Usage

RECIPE

REsilient ClassifIcation Pipeline Evolution


Running

After the installation process is complete you can run the algorithm and generate the best pipeline based on the input dataset. To run, execute the following command from the root folder of the source code

1
python2 exec.py -dTr DATATRAIN -dTe DATATEST

In the project you downloaded there is a folder named datasets. An example of how to use de algorithm for the dataset iris is:

1
python2 exec.py -dTr ./datasets/iris/iris-Training0.csv -dTe ./datasets/iris/iris-Test0.csv

Note

The input data must be in .csv form regardless the extension of the file.

RECIPE offers another arguments that can be set by the user.

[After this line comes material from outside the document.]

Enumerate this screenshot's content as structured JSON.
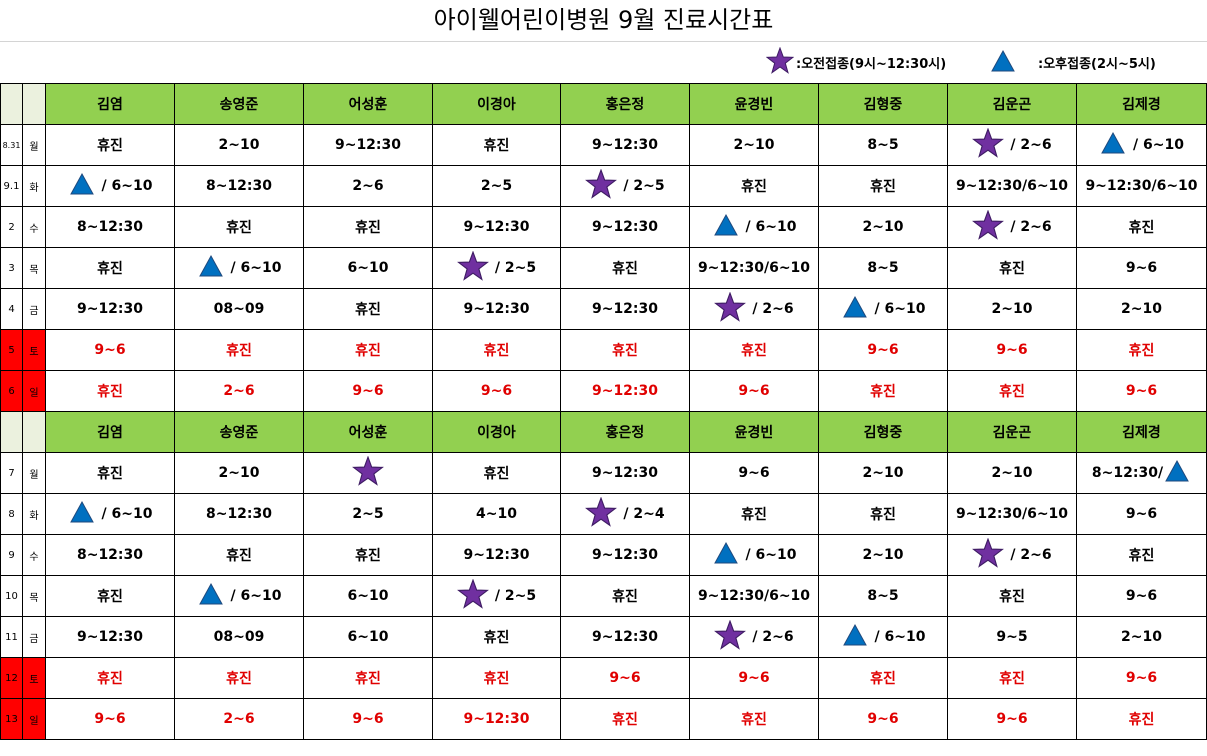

Argument Parameter Valid Values Effect
-s or --seed SEED Positive Integer Set the seed of the algorithm for reproducibility. Default: 1
-c or --config CONFIG String A string referring to a configuration file that defines the parameters of the GP. Default: 'config/gecco2015-cfggp.ini'
-dTr DATATRAIN String A string referring to a file containing the data used to train the pipeline methods
-dTe DATATEST String A string referring to a file containing the data used to test the pipeline methods
-nc NUMBER OF CORES Positive Integer Number of cores to be used on the algorithm execution. Default: 1
-ft FULL TIMEOUT Positive Integer Full time (budget) to execute the whole evolutionary process (in seconds). Default: 0 (i.e., it will look only at the generation count)
-t TIMEOUT Positive Integer Time (budget) to execute each individual (i..e, a pipeline) of the GP on evaluation (in seconds). Default: 300
-mr MUTATION RATE Positive Float It defines the mutation rate for the evolutionary algorithm (max=1.0). Default: 0.1
-cr CROSSOVER RATE Positive Float It defines the crossover rate for the evolutionary algorithm (max=1.0). Default: 0.9
-ps POPULATION SIZE Positive Integer It defines the size for the initial population for the evolutionary algorithm. Default: 30
-gc GENERATION COUNT Positive Integer It defines the maximum number of generations for the evolutionary algorithm. Default: 100
-gr GRAMMAR String It defines the grammar to be used by RECIPE during its evolutionary process. Default: 'bnf/new_ml.bnf'
-en EXPORT_NAME String A string with a file name to export pipeline. Default: 'pipeline.py'
-v VERBOSITY Positive Integer Verbosity level of the output: (3-Full, 2-Intermediate ,1-Basic)

Configuring GP

The program comes with a configuration file (folder config) that can be used to set the best parameters to execute the GP. This file defines the mutation and crossover ratio values, population size, number of generations and elitism.

Results

The program generates 3 files:

  1. Evolution-Training: Data regarding the evolution of individuals using the training data. It is found in the directory 'evolution', containing the following measures separated by commas (i.e., ","): the current generation, the fitness (i.e., f1-weighted) achieved by the worst individual in the population, the average fitness (i.e., f1-weighted) of the population, the fitness (i.e., f1-weighted) achieved by the best individual in the population. Example of the evolutionary file.
  2. Tracking all individuals: A file map containing each evaluated individual and its fitness (i.e., evaluated measure). A pipe ("|") separates the individual from its fitness.Example of the tracking file. It is found in the directory 'fit_map'.
  3. Results : Final file containing the best individual found and the values of the metrics on the test set. It is found in the directory 'results', containing the following measures separated by commas (i.e., ","): accuracy on the learning set, precision on the learning set, recall on the learning set, f1 on the learning set, accuracy on the validation set, precision on the validation set, recall on the validation set,f1 on the validation set, accuracy on the training set, precision on the training set, recall on the training set, f1 on the training set, accuracy on the test set, precision on the test set, recall on the test set, f1 on the test set, the used seed, and the string representing the best pipeline. Example of the result file. The learning and validation sets come from the training set and all metrics are weighted.